December 5, 2014 at 3:56 pm

The UK Zionist Federation (ZF) this week hosts an Israeli professor who has stated that “the only thing that can deter terrorists… is the knowledge that their sister or their mother will be raped.”

Mordechai Kedar, of Bar-Ilan University, will speak at a number of synagogues and Jewish schools across the country. It has been reported that at least one synagogue and college have cancelled.

Back in July, Kedar used an interview on Israeli radio to claim that the rape of female relatives is the “only thing” that could deter “terrorists”. He added: “It sounds very bad, but that’s the Middle East.” After his remarks were publicised, Kedar said that his comments were “hyperbole.”

No such justification, however, for comments Kedar made to Israeli news site Ynet in May 2013, when he claimed that without “an end to immigration, we will soon be hearing the death throes of the [European] continent as we know it.”

Kedar decried what he called “a European softening” that “the Muslims see as a weakness”, adding:

Every year more Muslims than non-Muslims are born in France. Japan has no Muslims because they don’t allow them in. Racism? Maybe. Superiority? Maybe. They don’t care. They want to sustain Japan and are looking down on everyone.

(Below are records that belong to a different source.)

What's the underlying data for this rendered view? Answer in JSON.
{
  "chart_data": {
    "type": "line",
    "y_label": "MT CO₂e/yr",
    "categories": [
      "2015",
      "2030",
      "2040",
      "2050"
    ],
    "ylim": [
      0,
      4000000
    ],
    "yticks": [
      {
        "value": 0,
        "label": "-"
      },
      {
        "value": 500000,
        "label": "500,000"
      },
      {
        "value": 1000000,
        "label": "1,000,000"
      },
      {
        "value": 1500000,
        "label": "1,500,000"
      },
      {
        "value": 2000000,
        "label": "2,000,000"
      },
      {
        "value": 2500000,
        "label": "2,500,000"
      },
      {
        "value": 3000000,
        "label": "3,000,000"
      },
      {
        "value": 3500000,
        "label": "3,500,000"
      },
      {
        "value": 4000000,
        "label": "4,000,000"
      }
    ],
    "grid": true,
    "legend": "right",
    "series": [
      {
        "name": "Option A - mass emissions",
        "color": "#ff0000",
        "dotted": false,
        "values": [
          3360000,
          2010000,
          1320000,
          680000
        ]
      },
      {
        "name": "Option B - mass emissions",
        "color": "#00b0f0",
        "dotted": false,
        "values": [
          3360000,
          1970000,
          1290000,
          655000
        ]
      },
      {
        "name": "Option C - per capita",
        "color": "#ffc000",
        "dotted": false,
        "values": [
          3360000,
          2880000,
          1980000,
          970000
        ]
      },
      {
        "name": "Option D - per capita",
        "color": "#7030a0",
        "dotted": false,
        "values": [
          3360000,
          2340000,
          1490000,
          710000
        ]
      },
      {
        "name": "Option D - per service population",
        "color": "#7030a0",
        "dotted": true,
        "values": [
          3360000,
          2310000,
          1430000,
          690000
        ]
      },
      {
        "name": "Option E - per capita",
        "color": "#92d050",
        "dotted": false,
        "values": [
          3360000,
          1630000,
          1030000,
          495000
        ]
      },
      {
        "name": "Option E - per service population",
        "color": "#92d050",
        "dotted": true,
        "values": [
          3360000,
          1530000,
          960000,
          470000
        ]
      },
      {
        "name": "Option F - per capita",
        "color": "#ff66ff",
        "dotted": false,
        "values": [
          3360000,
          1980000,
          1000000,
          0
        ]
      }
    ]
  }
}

On Sunday, Kedar will speak alongside evangelical Christian and former adviser to the British army Patrick Sookhdeo, at a ZF-organised event called “Christians in Crisis: Violence & Persecution in the Middle East”.

Sookhdeo, who is awaiting trial in Swindon Crown Court in February after pleading not guilty to a charge of sexual assault and two of intimidating a witness or juror, has his own track record when it comes to views on “Islam”.

Sookhdeo believes that “the brutality of contemporary Islamic terrorists…obviously harks back to such paradigmatic examples from Muhammad’s life”, is a signatory to the US-based ‘Coalition to Stop Shariah‘, and told an interviewer in 2009 that “everything about the West is inimical to Islam.”

The theme of Sunday’s event, co-sponsored by Christian Friends of Israel and the Barnabas Fund, is instructive. Like Netanyahu’s parroting of “ISIS” at the UN, the ZF hopes to exploit the catastrophes faced by minority groups across the region to mask Israeli apartheid.

In their choice of speakers, the ZF also shows the kind of people who, increasingly, are the only ones left fighting Israel’s corner, in a world where boycott campaigns are growing, and even political elites are getting frustrated with rejectionist Israeli leaders. Kedar and Sookhdeo are hardly likely candidates to check this increasing isolation.

The views expressed in this article belong to the author and do not necessarily reflect the editorial policy of Middle East Monitor.